I’d use Oxford Street as a springboard to every main bit of Soho because I thought the devil I knew was better than the pimp-lined backstreets I didn’t. I’d stop for a mid-shop drink in a pub off Oxford Street then get surprised when my robot cat record bag was stolen. Finally, sweaty and flustered, I’d collapse in Starbucks and wonder how Londoners had the stamina for this.

Now I know better.

These days I shop in Covent Garden, Camden Passage, Marylebone High Street or, fuck it, online. I only ever use the Argyll Street exit at Oxford Circus and carry a map of Soho in my brain. If I have to go shopping on Oxford Street (because sometimes every woman needs to get lost in a Top Shop so large she’s forgotten why she went in in the first place, but ohmygod SHOES), I do the civilised thing and go at 9am on a Tuesday when it’s crowd-free.

And if it gets crowded I just push my way through the ambling throng with the phlegmatic reluctance that comes with being a true LDNR.

Now get the fuck out of my way, slow ass. I’m walkin’ here.
- Robyn Wilder



HAT -
For over 600 years, prisoners were escorted along Oxford Street on their way to the Tyburn gallows, where they would be summarily executed. In a way this makes a lot of sense, because nothing can really prepare a person for the blissful release of death like spending a few minutes on Oxford Street.


To be fair, I’ve got nothing against the street itself. It’s long, it’s wide, it’s flat. It does what it’s supposed to. I don’t hate streets. That would be mental.


No, it’s people that I hate. It’s just that there’s quite a lot of them on Oxford Street.

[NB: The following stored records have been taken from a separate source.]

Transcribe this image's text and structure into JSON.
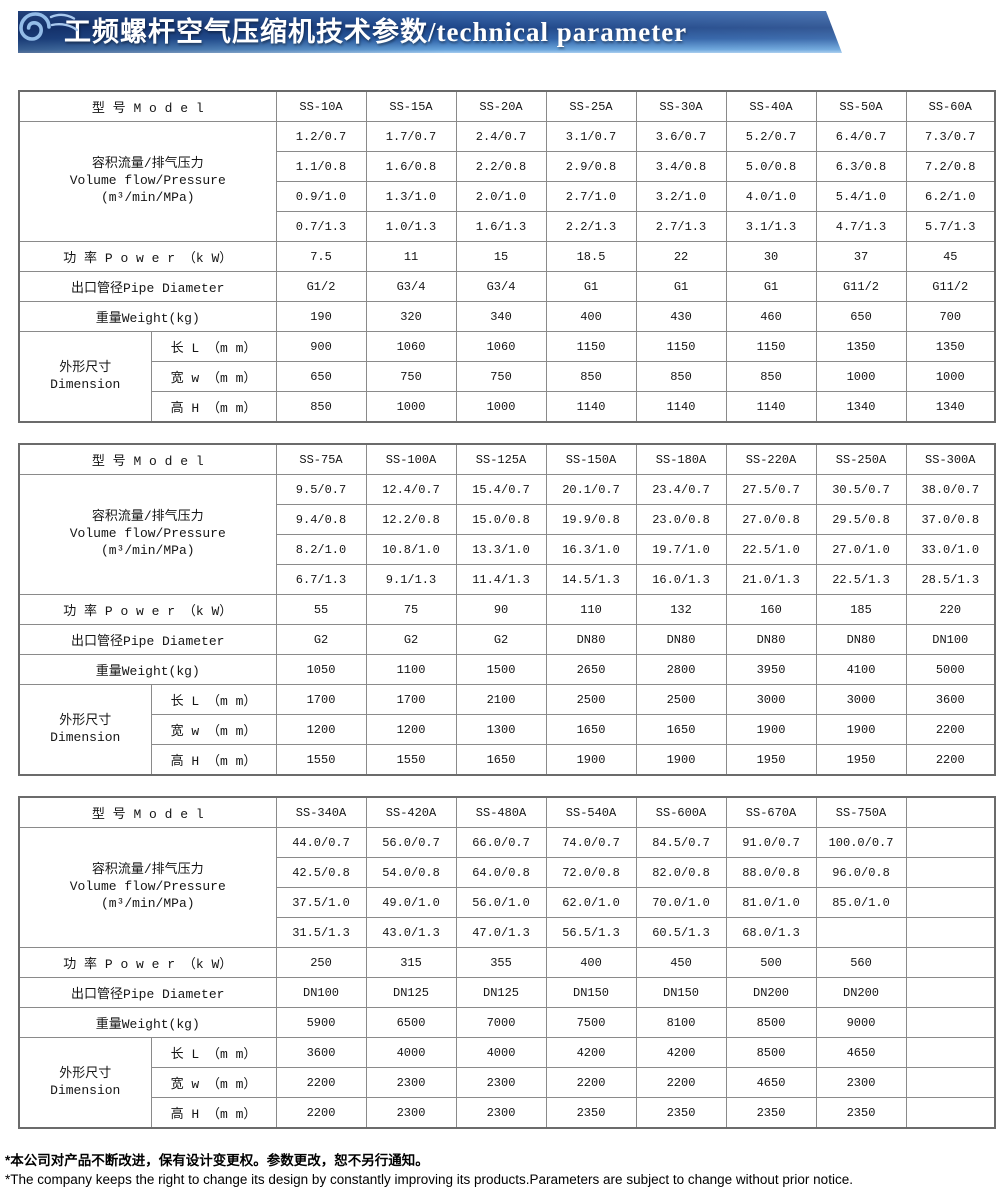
{
  "title": "工频螺杆空气压缩机技术参数/technical parameter",
  "colors": {
    "banner_dark": "#1e4689",
    "banner_light": "#66a3db",
    "cloud_icon": "#93bce8",
    "table_border": "#8a8a8a",
    "text": "#151515"
  },
  "labels": {
    "model": "型 号 M o d e l",
    "flow_cn": "容积流量/排气压力",
    "flow_en": "Volume flow/Pressure",
    "flow_unit": "(m³/min/MPa)",
    "power": "功 率 P o w e r （k W）",
    "pipe": "出口管径Pipe Diameter",
    "weight": "重量Weight(kg)",
    "dimension_cn": "外形尺寸",
    "dimension_en": "Dimension",
    "length": "长 L （m m）",
    "width": "宽 w （m m）",
    "height": "高 H （m m）"
  },
  "tables": [
    {
      "models": [
        "SS-10A",
        "SS-15A",
        "SS-20A",
        "SS-25A",
        "SS-30A",
        "SS-40A",
        "SS-50A",
        "SS-60A"
      ],
      "flow_rows": [
        [
          "1.2/0.7",
          "1.7/0.7",
          "2.4/0.7",
          "3.1/0.7",
          "3.6/0.7",
          "5.2/0.7",
          "6.4/0.7",
          "7.3/0.7"
        ],
        [
          "1.1/0.8",
          "1.6/0.8",
          "2.2/0.8",
          "2.9/0.8",
          "3.4/0.8",
          "5.0/0.8",
          "6.3/0.8",
          "7.2/0.8"
        ],
        [
          "0.9/1.0",
          "1.3/1.0",
          "2.0/1.0",
          "2.7/1.0",
          "3.2/1.0",
          "4.0/1.0",
          "5.4/1.0",
          "6.2/1.0"
        ],
        [
          "0.7/1.3",
          "1.0/1.3",
          "1.6/1.3",
          "2.2/1.3",
          "2.7/1.3",
          "3.1/1.3",
          "4.7/1.3",
          "5.7/1.3"
        ]
      ],
      "power": [
        "7.5",
        "11",
        "15",
        "18.5",
        "22",
        "30",
        "37",
        "45"
      ],
      "pipe": [
        "G1/2",
        "G3/4",
        "G3/4",
        "G1",
        "G1",
        "G1",
        "G11/2",
        "G11/2"
      ],
      "weight": [
        "190",
        "320",
        "340",
        "400",
        "430",
        "460",
        "650",
        "700"
      ],
      "length": [
        "900",
        "1060",
        "1060",
        "1150",
        "1150",
        "1150",
        "1350",
        "1350"
      ],
      "width": [
        "650",
        "750",
        "750",
        "850",
        "850",
        "850",
        "1000",
        "1000"
      ],
      "height": [
        "850",
        "1000",
        "1000",
        "1140",
        "1140",
        "1140",
        "1340",
        "1340"
      ]
    },
    {
      "models": [
        "SS-75A",
        "SS-100A",
        "SS-125A",
        "SS-150A",
        "SS-180A",
        "SS-220A",
        "SS-250A",
        "SS-300A"
      ],
      "flow_rows": [
        [
          "9.5/0.7",
          "12.4/0.7",
          "15.4/0.7",
          "20.1/0.7",
          "23.4/0.7",
          "27.5/0.7",
          "30.5/0.7",
          "38.0/0.7"
        ],
        [
          "9.4/0.8",
          "12.2/0.8",
          "15.0/0.8",
          "19.9/0.8",
          "23.0/0.8",
          "27.0/0.8",
          "29.5/0.8",
          "37.0/0.8"
        ],
        [
          "8.2/1.0",
          "10.8/1.0",
          "13.3/1.0",
          "16.3/1.0",
          "19.7/1.0",
          "22.5/1.0",
          "27.0/1.0",
          "33.0/1.0"
        ],
        [
          "6.7/1.3",
          "9.1/1.3",
          "11.4/1.3",
          "14.5/1.3",
          "16.0/1.3",
          "21.0/1.3",
          "22.5/1.3",
          "28.5/1.3"
        ]
      ],
      "power": [
        "55",
        "75",
        "90",
        "110",
        "132",
        "160",
        "185",
        "220"
      ],
      "pipe": [
        "G2",
        "G2",
        "G2",
        "DN80",
        "DN80",
        "DN80",
        "DN80",
        "DN100"
      ],
      "weight": [
        "1050",
        "1100",
        "1500",
        "2650",
        "2800",
        "3950",
        "4100",
        "5000"
      ],
      "length": [
        "1700",
        "1700",
        "2100",
        "2500",
        "2500",
        "3000",
        "3000",
        "3600"
      ],
      "width": [
        "1200",
        "1200",
        "1300",
        "1650",
        "1650",
        "1900",
        "1900",
        "2200"
      ],
      "height": [
        "1550",
        "1550",
        "1650",
        "1900",
        "1900",
        "1950",
        "1950",
        "2200"
      ]
    },
    {
      "models": [
        "SS-340A",
        "SS-420A",
        "SS-480A",
        "SS-540A",
        "SS-600A",
        "SS-670A",
        "SS-750A",
        ""
      ],
      "flow_rows": [
        [
          "44.0/0.7",
          "56.0/0.7",
          "66.0/0.7",
          "74.0/0.7",
          "84.5/0.7",
          "91.0/0.7",
          "100.0/0.7",
          ""
        ],
        [
          "42.5/0.8",
          "54.0/0.8",
          "64.0/0.8",
          "72.0/0.8",
          "82.0/0.8",
          "88.0/0.8",
          "96.0/0.8",
          ""
        ],
        [
          "37.5/1.0",
          "49.0/1.0",
          "56.0/1.0",
          "62.0/1.0",
          "70.0/1.0",
          "81.0/1.0",
          "85.0/1.0",
          ""
        ],
        [
          "31.5/1.3",
          "43.0/1.3",
          "47.0/1.3",
          "56.5/1.3",
          "60.5/1.3",
          "68.0/1.3",
          "",
          ""
        ]
      ],
      "power": [
        "250",
        "315",
        "355",
        "400",
        "450",
        "500",
        "560",
        ""
      ],
      "pipe": [
        "DN100",
        "DN125",
        "DN125",
        "DN150",
        "DN150",
        "DN200",
        "DN200",
        ""
      ],
      "weight": [
        "5900",
        "6500",
        "7000",
        "7500",
        "8100",
        "8500",
        "9000",
        ""
      ],
      "length": [
        "3600",
        "4000",
        "4000",
        "4200",
        "4200",
        "8500",
        "4650",
        ""
      ],
      "width": [
        "2200",
        "2300",
        "2300",
        "2200",
        "2200",
        "4650",
        "2300",
        ""
      ],
      "height": [
        "2200",
        "2300",
        "2300",
        "2350",
        "2350",
        "2350",
        "2350",
        ""
      ]
    }
  ],
  "footnotes": {
    "cn": "*本公司对产品不断改进，保有设计变更权。参数更改，恕不另行通知。",
    "en": "*The company keeps the right to change its design by constantly improving its products.Parameters are subject to change without prior notice."
  }
}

And they’re there needlessly, too. Nobody ever actually goes shopping on Oxford Street. They might think they’re going to go shopping on Oxford Street, but that never actually happens. What happens is they get off the tube at Oxford Circus, stand in front of about 50 morons who can’t work the ticket machine properly, get disorientated by the 600 different arseholes trying to shove fliers into their face at the top of the exit and then get immediately swept up by the slow-moving avalanche of tourists and out-of-towners and students and old people who are quite happy to spend their lives ambiently drifting up and down Europe’s busiest shopping road with no real purpose.


I’d call it walking, but it isn’t. You don’t walk down Oxford Street so much as reenact the ending of The Shawshank Redemption, but with human beings playing the part of the tunnel full of shitty water.


And then, AND THEN, if you actually get into a shop you’ll realise that Oxford Street is basically identical to every other High Street in the entire country. There’s a Boots, there’s a Topshop and there’s an H&M. They all sell the same stuff, they all play the same godawful music and you’ll still be served by an indifferent Saturday girl who doesn’t get paid nearly enough to have to put up with your whining crap. It’s the same. You could have just stayed at home. You could have bought everything online like a civilised person would. But, no, you had to go to Oxford Street, didn’t you. You fucking dipstick. It’s your fault. I hate people like you. I hate you.